## Putting It Together: Solving Systems with Matrices

Our furniture-making company has two workshops (Atlanta and Boston) that specialize in creating chairs and tables. Suppose we have received an order of 620 chairs and 360 tables. If the production rates for each workshop are given in the table below, how many days should each workshop commit to fulfilling the order keeping in mind that we are striving for efficiency?

 Atlanta Boston Chairs 20 per day 30 per day Tables 15 per day 12 per day

Maximum production rates for chairs and tables at each of the two workshops, Atlanta and Boston.

To make the problem more general, let’s set it up for an arbitrary order of  $C$ chairs and $T$ tables.
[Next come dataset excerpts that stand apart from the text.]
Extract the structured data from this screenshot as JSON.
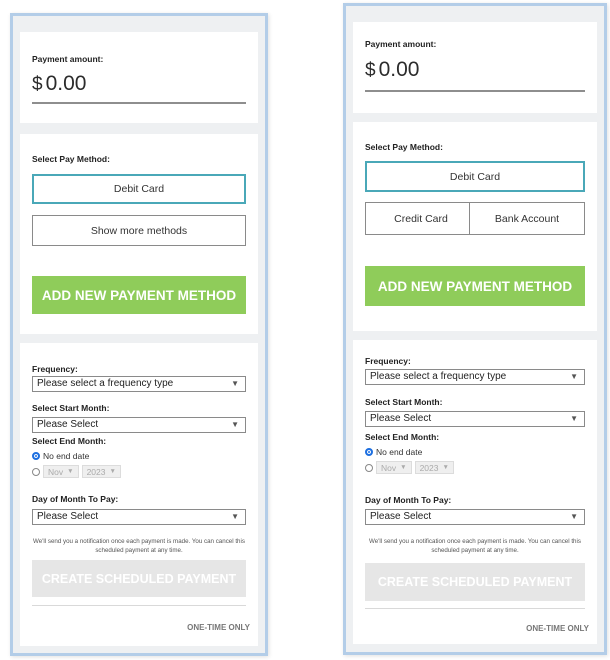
{
  "left": {
    "amount_label": "Payment amount:",
    "currency": "$",
    "amount": "0.00",
    "pay_method_label": "Select Pay Method:",
    "debit_label": "Debit Card",
    "show_more_label": "Show more methods",
    "add_method_label": "ADD NEW PAYMENT METHOD",
    "frequency_label": "Frequency:",
    "frequency_value": "Please select a frequency type",
    "start_month_label": "Select Start Month:",
    "start_month_value": "Please Select",
    "end_month_label": "Select End Month:",
    "no_end_date_label": "No end date",
    "end_month_value": "Nov",
    "end_year_value": "2023",
    "day_label": "Day of Month To Pay:",
    "day_value": "Please Select",
    "notice": "We'll send you a notification once each payment is made. You can cancel this scheduled payment at any time.",
    "create_label": "CREATE SCHEDULED PAYMENT",
    "one_time_label": "ONE-TIME ONLY"
  },
  "right": {
    "amount_label": "Payment amount:",
    "currency": "$",
    "amount": "0.00",
    "pay_method_label": "Select Pay Method:",
    "debit_label": "Debit Card",
    "credit_label": "Credit Card",
    "bank_label": "Bank Account",
    "add_method_label": "ADD NEW PAYMENT METHOD",
    "frequency_label": "Frequency:",
    "frequency_value": "Please select a frequency type",
    "start_month_label": "Select Start Month:",
    "start_month_value": "Please Select",
    "end_month_label": "Select End Month:",
    "no_end_date_label": "No end date",
    "end_month_value": "Nov",
    "end_year_value": "2023",
    "day_label": "Day of Month To Pay:",
    "day_value": "Please Select",
    "notice": "We'll send you a notification once each payment is made. You can cancel this scheduled payment at any time.",
    "create_label": "CREATE SCHEDULED PAYMENT",
    "one_time_label": "ONE-TIME ONLY"
  },
  "icons": {
    "dropdown": "chevron-down-icon",
    "radio_selected": "radio-checked-icon",
    "radio_unselected": "radio-unchecked-icon"
  },
  "colors": {
    "panel_border": "#b3cde8",
    "selected_border": "#4aa8b8",
    "add_button": "#8fcc5a",
    "disabled_button": "#e6e6e6",
    "radio_selected": "#1d6fe0"
  }
}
As discussed at the beginning of this module, this scenario requires us to write a system of linear equations:

$20A+30B=C$

$15A+12B=T$

The system may then be expressed as an equation of matrices,

$\begin{bmatrix} {20} & {30} \\[0.3em] {15} & {12} \\[0.3em] \end{bmatrix} \begin{bmatrix} {A}\\[0.3em] {B}\\[0.3em] \end{bmatrix}=\begin{bmatrix} {C}\\[0.3em] {T}\\[0.3em] \end{bmatrix}$

Now to solve the system for the unknowns $A$ and $B$, we need the inverse of the coefficient matrix. Because the coefficient matrix is 2 by 2, we may use the special shortcut formula for the inverse.
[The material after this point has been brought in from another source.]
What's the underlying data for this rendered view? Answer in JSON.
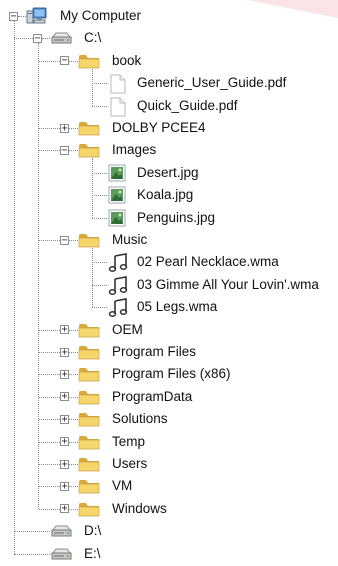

$\begin{bmatrix} {20} & {30} \\[0.3em] {15} & {12} \\[0.3em] \end{bmatrix}^{-1}={\large\frac{1}{(20)(12)-(30)(15)}} \begin{bmatrix} {12} & {-30} \\[0.3em] {-15} & {20} \\[0.3em] \end{bmatrix}$

$={\large\frac{1}{-210}} \begin{bmatrix} {12} & {-30} \\[0.3em] {-15} & {20} \\[0.3em] \end{bmatrix}$

$=\begin{bmatrix} -\frac{2}{35} & \frac{1}{7} \\[0.3em] \frac{1}{14} & -\frac{2}{21} \\[0.3em] \end{bmatrix}$

This means that the required production levels ($A$ and $B$ ) can be found by the matrix multiplication,

$\begin{bmatrix} {A} \\[0.3em] {B} \\[0.3em] \end{bmatrix}= \begin{bmatrix} {20} & {30} \\[0.3em] {15} & {12} \\[0.3em] \end{bmatrix}^{-1} \begin{bmatrix} {C} \\[0.3em] {T} \\[0.3em] \end{bmatrix}=\begin{bmatrix} -\frac{2}{35} & \frac{1}{7} \\[0.3em] \frac{1}{14} & -\frac{2}{21} \\[0.3em] \end{bmatrix} \begin{bmatrix} {C} \\[0.3em] {T} \\[0.3em] \end{bmatrix}$

For example, in the case that $C=620$ and $T=360$, we find:

$\begin{bmatrix} {A} \\[0.3em] {B} \\[0.3em] \end{bmatrix}=\begin{bmatrix} -\frac{2}{35} & \frac{1}{7} \\[0.3em] \frac{1}{14} & -\frac{2}{21} \\[0.3em] \end{bmatrix} \begin{bmatrix} {620} \\[0.3em] {360} \\[0.3em] \end{bmatrix}$

$=\begin{bmatrix} -\frac{2}{35}(620) & \frac{1}{7}(360) \\[0.3em] \frac{1}{14}(620) & -\frac{2}{21}(360) \\[0.3em] \end{bmatrix}$

$=\begin{bmatrix} {16} \\[0.3em] {10} \\[0.3em] \end{bmatrix}$

Therefore, $A=16$ and $B=10$, which means that the Atlanta workshop should work on producing chairs and tables for 16 days and the Boston workshop should take 10 days.

While this may seem like a lot of work just to solve a simple system of equations, the general equation in terms of $C$ and $T$ may now be used for the next order and the order after that! No matter what the particular numbers of chairs and tables required, the same matrix equation can determine how many hours each workshop should run to efficiently produce the furniture.